Iain Mackay

Personal information
- Born: 24 April 1985 (age 41) Braintree, Essex, England
- Height: 180 cm (5 ft 11 in)
- Weight: 75 kg (165 lb)

Sport
- Sport: Field hockey
- Position: Midfield

Senior career
- Years: Team / Caps / Goals
- 2007–2012: Reading / - / -
- 2012–2014: Hampstead & Westminster / - / -

National team
- Years: Team / Caps / Goals
- –: Great Britain /  / -
- –: England /  / -

Medal record
Men's field hockey
Representing England
Champions Trophy
| Silver medal – second place | 2010 Mönchengladbach | Team |
European Championship
| Gold medal – first place | 2009 Amsterdam | Team |

= Iain Mackay (field hockey) =

British field hockey player (born 1985)

Iain Mackay (born 24 April 1985) is a British field hockey player who competed at the 2012 Summer Olympics.

== Biography ==
MacKay was educated at Bishop's Stortford College in Hertfordshire. Later, he attended college at Loughborough University.

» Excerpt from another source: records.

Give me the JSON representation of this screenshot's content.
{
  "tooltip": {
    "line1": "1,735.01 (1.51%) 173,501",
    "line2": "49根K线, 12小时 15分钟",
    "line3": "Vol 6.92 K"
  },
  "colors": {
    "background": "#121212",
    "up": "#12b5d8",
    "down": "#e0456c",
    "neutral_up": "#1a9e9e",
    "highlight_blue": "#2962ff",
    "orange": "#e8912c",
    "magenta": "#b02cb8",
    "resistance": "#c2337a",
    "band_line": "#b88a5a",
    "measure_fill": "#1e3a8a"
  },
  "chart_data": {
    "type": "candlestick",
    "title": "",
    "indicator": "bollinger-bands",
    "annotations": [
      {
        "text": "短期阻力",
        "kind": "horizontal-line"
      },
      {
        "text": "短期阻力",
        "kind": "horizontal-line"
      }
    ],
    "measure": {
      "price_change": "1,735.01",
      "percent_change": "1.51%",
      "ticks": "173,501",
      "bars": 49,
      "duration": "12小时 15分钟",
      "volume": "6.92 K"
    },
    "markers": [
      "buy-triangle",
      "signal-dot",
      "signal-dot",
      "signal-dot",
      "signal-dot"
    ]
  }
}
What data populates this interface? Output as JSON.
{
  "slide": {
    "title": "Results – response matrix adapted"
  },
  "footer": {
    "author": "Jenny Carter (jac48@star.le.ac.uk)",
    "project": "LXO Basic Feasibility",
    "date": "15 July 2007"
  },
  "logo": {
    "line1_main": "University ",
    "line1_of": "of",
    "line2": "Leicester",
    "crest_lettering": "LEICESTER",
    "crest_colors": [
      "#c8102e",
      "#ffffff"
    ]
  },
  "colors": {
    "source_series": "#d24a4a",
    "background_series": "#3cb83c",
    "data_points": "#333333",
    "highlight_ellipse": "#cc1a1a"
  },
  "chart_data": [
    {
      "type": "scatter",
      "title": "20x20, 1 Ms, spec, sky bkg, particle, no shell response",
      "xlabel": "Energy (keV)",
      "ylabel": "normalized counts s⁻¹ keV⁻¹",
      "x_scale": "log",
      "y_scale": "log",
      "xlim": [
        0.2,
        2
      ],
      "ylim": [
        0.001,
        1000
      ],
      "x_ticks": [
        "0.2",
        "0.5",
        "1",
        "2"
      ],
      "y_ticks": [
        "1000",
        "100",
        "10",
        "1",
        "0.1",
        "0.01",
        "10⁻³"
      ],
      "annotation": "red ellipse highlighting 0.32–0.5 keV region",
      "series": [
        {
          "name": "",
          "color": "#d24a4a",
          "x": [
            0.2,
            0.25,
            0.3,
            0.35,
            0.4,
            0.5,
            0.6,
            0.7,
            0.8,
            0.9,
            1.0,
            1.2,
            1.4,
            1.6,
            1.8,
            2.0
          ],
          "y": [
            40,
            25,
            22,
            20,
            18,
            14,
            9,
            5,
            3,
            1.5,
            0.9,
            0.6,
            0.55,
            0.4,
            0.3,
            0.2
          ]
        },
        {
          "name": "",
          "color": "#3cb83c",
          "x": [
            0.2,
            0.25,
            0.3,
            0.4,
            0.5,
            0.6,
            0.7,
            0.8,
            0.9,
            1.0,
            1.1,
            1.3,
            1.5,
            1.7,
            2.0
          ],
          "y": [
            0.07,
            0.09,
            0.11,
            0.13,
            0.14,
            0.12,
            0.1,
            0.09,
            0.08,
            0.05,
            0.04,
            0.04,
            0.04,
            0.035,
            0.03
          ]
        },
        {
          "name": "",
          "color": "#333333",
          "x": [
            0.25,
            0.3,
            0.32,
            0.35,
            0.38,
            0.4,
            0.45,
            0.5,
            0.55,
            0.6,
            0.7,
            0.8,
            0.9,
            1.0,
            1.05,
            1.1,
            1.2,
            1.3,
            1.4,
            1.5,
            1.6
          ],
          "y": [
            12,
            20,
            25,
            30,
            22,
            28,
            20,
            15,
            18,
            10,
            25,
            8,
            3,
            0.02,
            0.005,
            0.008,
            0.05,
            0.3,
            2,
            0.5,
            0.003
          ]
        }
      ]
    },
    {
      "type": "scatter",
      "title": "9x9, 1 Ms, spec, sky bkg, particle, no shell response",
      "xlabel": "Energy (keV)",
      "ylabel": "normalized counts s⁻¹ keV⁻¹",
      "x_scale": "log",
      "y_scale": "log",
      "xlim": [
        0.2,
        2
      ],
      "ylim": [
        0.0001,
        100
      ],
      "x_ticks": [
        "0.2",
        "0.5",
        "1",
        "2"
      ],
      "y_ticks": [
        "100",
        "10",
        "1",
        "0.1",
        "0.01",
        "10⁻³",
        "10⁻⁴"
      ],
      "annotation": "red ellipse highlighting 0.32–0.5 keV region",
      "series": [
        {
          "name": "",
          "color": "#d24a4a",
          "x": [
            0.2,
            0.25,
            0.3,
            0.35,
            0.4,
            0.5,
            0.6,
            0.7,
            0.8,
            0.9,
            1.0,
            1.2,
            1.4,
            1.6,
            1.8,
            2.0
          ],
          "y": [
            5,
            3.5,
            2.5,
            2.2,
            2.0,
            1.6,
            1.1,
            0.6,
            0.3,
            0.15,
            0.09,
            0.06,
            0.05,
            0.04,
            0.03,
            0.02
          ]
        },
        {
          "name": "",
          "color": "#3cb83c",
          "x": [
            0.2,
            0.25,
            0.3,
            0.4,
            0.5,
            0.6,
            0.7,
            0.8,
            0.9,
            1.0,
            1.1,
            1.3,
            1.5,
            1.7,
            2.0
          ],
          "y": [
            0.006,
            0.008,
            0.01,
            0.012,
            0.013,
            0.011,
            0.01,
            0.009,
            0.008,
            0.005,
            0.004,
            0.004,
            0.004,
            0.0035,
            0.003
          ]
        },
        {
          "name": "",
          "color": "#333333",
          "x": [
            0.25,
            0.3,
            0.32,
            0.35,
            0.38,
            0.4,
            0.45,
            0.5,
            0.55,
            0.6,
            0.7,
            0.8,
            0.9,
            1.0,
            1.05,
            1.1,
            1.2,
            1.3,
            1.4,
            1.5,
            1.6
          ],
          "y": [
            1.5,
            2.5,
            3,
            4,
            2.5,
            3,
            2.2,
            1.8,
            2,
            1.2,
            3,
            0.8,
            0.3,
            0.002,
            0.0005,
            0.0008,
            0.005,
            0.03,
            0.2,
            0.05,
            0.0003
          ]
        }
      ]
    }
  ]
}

He played junior hockey for Braintree Hockey Club and played senior club hockey with Reading in the Men's England Hockey League and began playing internationally in 2009 and helped England to a win in the 2009 Men's EuroHockey Nations Championship

He played in the 2010 Commonwealth Games in Delhi and was part of the silver medal winning England team that competed at the 2010 Men's Hockey Champions Trophy in Mönchengladbach, Germany.

He represented Great Britain at the 2012 Olympic Games in London in the field hockey tournament.

After the Olympics he left Reading to join Hampstead & Westminster.